North Hollywood Hill Houses, Los Angeles, california
The architect was tasked to design two side-by-side residence on two uphill lots in the North Hollywood Hills, Los Angeles, CA. The two houses meet all Zoning and were approved unanimously by all Neighborhood groups and by the Los Angeles Building Department for construction. The houses also meet the rigorous fire resistant code requirements for Wildland Urban Interface (WUI) areas which have high to severe exposure to wild fires.
The site has a very large existing concrete retaining wall that bisected both parcels behind the future houses. The Architect decided that New Mexico Cliff dwellings would be an appropriate point of departure. The concrete wall is stained in various reddish browns as are the new houses.

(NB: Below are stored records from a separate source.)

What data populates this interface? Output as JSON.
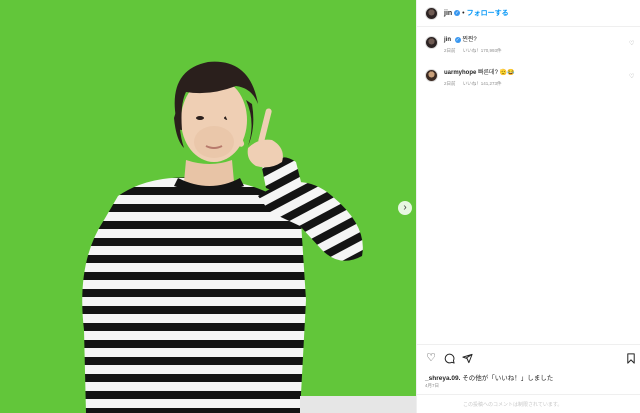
{
  "post": {
    "username": "jin",
    "dot": "•",
    "follow_label": "フォローする",
    "next_arrow": "›"
  },
  "comments": [
    {
      "username": "jin",
      "text": "찐찐?",
      "time": "2日前",
      "likes": "いいね！170,993件"
    },
    {
      "username": "uarmyhope",
      "text": "빠른데? 🫡😂",
      "time": "2日前",
      "likes": "いいね！141,273件"
    }
  ],
  "footer": {
    "liked_by_user": "_shreya.09.",
    "liked_by_rest": "その他が「いいね！」しました",
    "date": "4月7日",
    "comments_limited": "この投稿へのコメントは制限されています。"
  },
  "colors": {
    "background_green": "#62c63a",
    "link_blue": "#0095f6",
    "verified_blue": "#3897f0"
  },
  "icons": [
    "heart-icon",
    "comment-icon",
    "share-icon",
    "bookmark-icon",
    "chevron-right-icon",
    "verified-icon"
  ]
}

The house designs were inspired by work of Richard Neutra and the by Rudolph Schindler, whose works are found in Los Angeles and yet cast with a warm rough Spanish stucco and rough wood patina.
The houses are vertical towers of warm reddish brown stucco. The “Schlindler”— the light tan house—sports an expressive array of vertical stained red cedar louvers that act as privacy screens and trellis and form a 3-story stained red cedar “waterfall”.
The “Neutra”—the reddish brown house—has a series of decks and walkways with steel detailing that recalls the steel detailing and box-like forms of Neutra designs.
The “white model” interiors capture the dramatic hillside and views beyond toward the south.